00:00:02 — Transaction 1: APPROVED. Counter: 1/5 for this hour.
00:00:02.1 — Transaction 2: APPROVED. Counter: 2/5.
00:00:02.2 — Transaction 3: APPROVED. Counter: 3/5.
00:00:02.3 — Transaction 4: APPROVED. Counter: 4/5.
00:00:02.4 — Transaction 5: APPROVED. Counter: 5/5.
00:00:02.5 — Transaction 6: REJECTED. Error: TX_FREQUENCY_LIMIT.
Result: 5 ETH purchased (~$15,000). Bug still exists, but $85,000 saved.

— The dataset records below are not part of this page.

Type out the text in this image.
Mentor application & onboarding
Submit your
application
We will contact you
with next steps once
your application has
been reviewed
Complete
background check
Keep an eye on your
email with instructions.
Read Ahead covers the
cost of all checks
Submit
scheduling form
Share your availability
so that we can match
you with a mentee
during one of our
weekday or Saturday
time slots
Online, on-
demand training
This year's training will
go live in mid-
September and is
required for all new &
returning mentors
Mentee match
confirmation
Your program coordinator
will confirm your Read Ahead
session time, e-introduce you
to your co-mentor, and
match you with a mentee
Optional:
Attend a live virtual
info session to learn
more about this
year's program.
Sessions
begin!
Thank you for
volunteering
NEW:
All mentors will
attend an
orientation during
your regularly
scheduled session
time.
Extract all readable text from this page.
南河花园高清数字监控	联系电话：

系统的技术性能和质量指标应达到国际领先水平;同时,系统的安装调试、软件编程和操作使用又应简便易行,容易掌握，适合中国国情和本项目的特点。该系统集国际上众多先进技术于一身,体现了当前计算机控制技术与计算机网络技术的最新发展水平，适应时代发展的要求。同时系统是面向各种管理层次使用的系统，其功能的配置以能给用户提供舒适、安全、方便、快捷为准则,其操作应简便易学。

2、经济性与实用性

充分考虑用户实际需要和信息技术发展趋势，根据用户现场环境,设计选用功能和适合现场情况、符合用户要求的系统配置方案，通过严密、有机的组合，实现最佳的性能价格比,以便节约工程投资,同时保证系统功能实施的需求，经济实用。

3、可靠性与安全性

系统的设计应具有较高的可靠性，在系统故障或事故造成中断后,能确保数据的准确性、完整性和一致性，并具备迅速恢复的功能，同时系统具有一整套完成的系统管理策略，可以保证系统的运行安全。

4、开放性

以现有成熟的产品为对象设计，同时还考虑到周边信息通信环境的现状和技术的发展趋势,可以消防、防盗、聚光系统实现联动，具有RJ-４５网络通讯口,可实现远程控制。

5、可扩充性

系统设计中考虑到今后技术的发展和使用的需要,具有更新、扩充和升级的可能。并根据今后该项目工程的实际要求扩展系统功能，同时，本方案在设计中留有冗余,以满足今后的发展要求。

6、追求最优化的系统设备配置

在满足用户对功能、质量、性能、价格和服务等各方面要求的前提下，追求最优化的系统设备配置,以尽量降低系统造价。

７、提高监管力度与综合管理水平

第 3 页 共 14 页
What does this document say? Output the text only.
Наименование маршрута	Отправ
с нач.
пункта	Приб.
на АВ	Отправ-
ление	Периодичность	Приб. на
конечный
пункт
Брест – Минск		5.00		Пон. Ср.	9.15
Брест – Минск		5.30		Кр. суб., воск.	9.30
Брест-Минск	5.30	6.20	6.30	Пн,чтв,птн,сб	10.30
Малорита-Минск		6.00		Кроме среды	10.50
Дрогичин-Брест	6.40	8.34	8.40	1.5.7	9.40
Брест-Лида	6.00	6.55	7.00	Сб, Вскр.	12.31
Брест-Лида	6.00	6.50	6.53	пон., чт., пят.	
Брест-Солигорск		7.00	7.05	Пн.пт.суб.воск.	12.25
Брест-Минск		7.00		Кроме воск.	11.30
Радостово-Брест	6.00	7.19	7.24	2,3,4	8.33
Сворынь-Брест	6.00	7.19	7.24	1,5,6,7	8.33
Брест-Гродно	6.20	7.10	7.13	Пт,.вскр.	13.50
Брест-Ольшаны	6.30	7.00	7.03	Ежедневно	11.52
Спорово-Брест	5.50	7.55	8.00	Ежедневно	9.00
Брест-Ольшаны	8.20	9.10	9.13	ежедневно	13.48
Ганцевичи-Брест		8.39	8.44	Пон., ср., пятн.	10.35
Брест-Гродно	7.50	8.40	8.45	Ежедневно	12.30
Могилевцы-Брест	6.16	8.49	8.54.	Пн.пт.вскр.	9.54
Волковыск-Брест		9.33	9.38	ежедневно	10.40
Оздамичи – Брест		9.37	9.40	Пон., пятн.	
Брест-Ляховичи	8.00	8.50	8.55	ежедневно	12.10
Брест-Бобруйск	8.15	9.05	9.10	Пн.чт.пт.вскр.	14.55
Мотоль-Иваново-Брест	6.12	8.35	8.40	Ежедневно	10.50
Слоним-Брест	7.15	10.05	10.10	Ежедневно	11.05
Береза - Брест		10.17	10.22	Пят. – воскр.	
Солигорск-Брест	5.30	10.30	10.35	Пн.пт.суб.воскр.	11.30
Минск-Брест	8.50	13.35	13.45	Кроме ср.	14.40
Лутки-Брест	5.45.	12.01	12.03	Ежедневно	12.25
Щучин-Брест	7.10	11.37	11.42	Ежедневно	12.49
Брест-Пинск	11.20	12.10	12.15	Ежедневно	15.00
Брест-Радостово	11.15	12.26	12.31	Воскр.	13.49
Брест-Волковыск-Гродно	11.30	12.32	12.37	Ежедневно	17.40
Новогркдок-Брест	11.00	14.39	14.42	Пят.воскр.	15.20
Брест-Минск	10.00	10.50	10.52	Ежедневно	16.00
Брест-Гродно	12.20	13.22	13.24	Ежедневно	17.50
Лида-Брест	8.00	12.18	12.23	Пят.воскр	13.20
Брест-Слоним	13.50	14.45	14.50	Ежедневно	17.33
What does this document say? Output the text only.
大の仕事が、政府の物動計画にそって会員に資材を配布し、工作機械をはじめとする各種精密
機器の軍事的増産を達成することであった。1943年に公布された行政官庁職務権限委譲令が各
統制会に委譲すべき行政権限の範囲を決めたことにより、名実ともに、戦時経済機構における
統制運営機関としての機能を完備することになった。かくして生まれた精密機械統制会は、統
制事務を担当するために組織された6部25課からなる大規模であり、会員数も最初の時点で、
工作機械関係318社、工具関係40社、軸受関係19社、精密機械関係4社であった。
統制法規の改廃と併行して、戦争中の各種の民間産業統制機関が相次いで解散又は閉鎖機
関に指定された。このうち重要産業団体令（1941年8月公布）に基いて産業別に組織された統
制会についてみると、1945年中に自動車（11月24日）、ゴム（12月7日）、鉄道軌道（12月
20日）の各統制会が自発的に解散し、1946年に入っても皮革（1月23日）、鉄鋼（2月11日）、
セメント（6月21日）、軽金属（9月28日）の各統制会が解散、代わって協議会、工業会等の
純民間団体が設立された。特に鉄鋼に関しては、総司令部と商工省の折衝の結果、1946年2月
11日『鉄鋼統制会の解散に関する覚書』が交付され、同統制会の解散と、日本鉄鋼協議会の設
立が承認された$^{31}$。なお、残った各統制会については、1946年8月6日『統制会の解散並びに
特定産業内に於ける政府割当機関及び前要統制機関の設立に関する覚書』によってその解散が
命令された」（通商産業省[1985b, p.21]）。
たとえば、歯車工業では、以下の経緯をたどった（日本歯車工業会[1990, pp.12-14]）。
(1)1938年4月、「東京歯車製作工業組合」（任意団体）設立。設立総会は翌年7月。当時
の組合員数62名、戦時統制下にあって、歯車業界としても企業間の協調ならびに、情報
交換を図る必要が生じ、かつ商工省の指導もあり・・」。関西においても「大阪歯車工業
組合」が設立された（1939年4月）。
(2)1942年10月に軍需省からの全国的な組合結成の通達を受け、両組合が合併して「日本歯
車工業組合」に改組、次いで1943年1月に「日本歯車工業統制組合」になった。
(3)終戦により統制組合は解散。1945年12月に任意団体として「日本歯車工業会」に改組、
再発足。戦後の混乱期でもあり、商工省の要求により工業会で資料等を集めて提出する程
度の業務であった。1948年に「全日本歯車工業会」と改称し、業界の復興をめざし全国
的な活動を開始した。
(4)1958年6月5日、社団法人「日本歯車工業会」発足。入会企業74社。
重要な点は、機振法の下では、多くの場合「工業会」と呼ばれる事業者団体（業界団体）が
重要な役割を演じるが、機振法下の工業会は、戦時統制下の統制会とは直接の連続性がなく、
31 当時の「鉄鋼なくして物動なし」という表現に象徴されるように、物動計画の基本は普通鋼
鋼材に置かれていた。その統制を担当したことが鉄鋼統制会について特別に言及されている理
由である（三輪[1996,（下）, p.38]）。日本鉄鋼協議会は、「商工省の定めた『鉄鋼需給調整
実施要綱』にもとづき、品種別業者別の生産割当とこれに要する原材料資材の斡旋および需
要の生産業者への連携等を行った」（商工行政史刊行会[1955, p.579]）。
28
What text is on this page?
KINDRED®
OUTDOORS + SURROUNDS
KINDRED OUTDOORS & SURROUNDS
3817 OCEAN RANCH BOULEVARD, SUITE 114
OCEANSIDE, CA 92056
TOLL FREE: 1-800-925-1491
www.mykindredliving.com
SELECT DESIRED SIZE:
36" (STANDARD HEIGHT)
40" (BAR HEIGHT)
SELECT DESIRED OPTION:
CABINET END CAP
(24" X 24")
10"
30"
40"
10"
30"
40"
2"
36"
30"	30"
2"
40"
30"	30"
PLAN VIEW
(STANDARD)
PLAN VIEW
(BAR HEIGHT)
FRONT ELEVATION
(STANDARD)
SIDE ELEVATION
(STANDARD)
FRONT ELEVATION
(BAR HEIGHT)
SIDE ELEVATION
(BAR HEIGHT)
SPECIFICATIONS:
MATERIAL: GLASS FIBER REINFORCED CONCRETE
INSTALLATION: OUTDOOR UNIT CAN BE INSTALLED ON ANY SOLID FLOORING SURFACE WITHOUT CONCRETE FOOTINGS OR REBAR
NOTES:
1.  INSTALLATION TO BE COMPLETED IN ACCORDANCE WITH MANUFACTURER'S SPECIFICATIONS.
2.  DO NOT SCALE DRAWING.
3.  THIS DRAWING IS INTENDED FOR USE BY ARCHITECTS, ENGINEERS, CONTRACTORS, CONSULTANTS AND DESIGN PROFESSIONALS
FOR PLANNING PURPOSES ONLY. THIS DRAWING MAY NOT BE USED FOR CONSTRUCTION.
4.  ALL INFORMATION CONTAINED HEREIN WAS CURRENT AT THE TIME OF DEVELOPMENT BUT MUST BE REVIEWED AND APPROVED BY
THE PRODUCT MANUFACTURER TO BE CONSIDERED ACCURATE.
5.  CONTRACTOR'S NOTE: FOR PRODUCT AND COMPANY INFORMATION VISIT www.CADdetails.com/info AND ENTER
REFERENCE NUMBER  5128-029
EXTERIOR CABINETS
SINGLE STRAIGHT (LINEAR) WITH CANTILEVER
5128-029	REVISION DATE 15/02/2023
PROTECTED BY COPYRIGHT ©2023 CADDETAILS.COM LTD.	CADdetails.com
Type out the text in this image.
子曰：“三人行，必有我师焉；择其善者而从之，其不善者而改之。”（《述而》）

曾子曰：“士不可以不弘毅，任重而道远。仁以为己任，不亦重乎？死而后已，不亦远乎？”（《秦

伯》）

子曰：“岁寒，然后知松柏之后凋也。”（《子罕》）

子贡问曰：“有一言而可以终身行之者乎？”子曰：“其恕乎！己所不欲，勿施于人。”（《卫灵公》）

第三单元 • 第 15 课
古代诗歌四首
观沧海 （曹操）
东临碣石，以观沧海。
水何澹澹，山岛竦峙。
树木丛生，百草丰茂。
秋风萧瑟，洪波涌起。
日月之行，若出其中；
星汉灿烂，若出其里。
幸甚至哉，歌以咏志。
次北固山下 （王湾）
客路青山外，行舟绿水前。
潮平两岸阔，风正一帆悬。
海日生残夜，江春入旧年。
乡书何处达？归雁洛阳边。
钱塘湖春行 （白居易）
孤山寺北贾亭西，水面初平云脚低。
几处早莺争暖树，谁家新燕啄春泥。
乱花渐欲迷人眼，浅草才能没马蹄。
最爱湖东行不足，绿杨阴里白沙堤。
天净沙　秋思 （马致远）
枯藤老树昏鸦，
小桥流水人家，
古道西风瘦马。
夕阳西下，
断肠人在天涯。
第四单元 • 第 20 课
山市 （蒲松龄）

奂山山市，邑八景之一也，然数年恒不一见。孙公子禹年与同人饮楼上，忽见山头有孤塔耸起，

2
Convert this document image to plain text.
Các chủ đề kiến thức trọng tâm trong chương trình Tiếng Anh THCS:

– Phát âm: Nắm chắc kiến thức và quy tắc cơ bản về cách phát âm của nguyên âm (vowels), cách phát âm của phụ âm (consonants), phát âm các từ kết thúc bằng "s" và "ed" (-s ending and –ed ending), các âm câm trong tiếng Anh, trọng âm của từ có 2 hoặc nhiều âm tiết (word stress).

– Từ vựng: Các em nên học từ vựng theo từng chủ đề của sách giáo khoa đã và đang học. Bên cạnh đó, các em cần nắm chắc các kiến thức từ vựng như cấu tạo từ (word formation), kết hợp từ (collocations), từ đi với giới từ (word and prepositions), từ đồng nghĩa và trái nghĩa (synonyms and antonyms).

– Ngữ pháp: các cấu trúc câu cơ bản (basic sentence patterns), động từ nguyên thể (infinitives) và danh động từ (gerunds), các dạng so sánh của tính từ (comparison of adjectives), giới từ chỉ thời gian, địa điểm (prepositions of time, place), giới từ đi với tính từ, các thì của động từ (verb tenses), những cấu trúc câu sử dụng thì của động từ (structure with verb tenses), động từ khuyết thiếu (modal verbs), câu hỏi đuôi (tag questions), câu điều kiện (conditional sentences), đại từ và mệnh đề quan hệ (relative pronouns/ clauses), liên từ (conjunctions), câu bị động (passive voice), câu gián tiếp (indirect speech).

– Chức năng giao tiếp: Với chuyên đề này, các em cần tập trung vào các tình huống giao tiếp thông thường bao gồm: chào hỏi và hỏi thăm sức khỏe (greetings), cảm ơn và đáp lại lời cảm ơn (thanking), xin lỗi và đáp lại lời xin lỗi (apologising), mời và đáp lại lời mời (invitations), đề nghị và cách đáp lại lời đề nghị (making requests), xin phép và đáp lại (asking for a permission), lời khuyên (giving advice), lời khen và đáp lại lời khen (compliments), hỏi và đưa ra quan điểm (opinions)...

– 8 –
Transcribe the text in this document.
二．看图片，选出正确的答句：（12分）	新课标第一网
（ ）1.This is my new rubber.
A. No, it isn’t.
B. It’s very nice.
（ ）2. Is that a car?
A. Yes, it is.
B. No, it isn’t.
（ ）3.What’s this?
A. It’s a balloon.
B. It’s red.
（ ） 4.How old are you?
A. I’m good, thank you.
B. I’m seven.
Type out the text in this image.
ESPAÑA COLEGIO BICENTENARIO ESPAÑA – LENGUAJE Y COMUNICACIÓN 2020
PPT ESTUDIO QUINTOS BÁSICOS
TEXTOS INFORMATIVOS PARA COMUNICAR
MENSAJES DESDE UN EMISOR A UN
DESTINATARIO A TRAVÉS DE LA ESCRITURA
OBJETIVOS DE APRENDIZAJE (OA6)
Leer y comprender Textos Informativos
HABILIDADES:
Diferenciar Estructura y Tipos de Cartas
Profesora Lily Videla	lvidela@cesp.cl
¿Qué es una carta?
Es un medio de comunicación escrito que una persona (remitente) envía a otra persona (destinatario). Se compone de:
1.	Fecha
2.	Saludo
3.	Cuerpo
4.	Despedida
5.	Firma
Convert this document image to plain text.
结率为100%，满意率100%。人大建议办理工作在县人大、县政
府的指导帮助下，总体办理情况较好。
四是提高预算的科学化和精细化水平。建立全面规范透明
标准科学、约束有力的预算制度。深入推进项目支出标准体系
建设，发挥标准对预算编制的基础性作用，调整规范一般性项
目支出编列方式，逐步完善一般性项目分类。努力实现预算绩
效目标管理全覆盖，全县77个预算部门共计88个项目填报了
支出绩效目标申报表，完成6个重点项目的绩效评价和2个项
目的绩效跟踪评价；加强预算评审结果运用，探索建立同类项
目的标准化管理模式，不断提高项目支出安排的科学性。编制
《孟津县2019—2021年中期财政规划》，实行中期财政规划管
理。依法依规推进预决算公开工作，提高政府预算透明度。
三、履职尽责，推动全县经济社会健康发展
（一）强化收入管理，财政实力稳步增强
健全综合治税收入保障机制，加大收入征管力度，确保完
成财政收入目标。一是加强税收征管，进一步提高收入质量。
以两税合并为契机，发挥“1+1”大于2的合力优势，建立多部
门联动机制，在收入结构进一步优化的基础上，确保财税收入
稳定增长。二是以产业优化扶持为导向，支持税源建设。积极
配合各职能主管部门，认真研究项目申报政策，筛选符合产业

The agent throws an error. Your monitoring catches it. You wake up to a manageable problem instead of a catastrophe.
Layered Protection
Velocity limits are just one layer. A production agent should have multiple safeguards:
| Layer | Protection | Example |
|---|---|---|
| Velocity | Rate limiting | Max 5 tx/hour |
| Per-Transaction | Size limiting | Max 1 ETH per tx |
| Daily | Aggregate limiting | Max 10 ETH/day |
| Recipient | Destination control | Only approved DEXes |
| Kill Switch | Emergency stop | Pause all on anomaly |
With all layers active, even a catastrophic bug is bounded:
- Maximum loss per hour: 5 ETH
- Maximum loss per day: 10 ETH
- Automatic pause if 3+ transactions fail in a row
Prevention Checklist
Before deploying any agent with wallet access:
- [ ] Rate limits: Max transactions per hour/day
- [ ] Amount limits: Per-transaction and daily caps
- [ ] Recipient whitelist: Only approved addresses
- [ ] Asset restrictions: Only approved tokens
- [ ] Monitoring: Real-time alerts on spending patterns
- [ ] Kill switch: One-click pause capability
- [ ] Testing: Simulate failure modes before production
The Lesson
You cannot test for every edge case in your agent's logic. Bugs will ship. Models will hallucinate. Loops will run away.
What you can do is make catastrophic failure impossible.
A velocity limit doesn't prevent bugs. It prevents bugs from draining your wallet.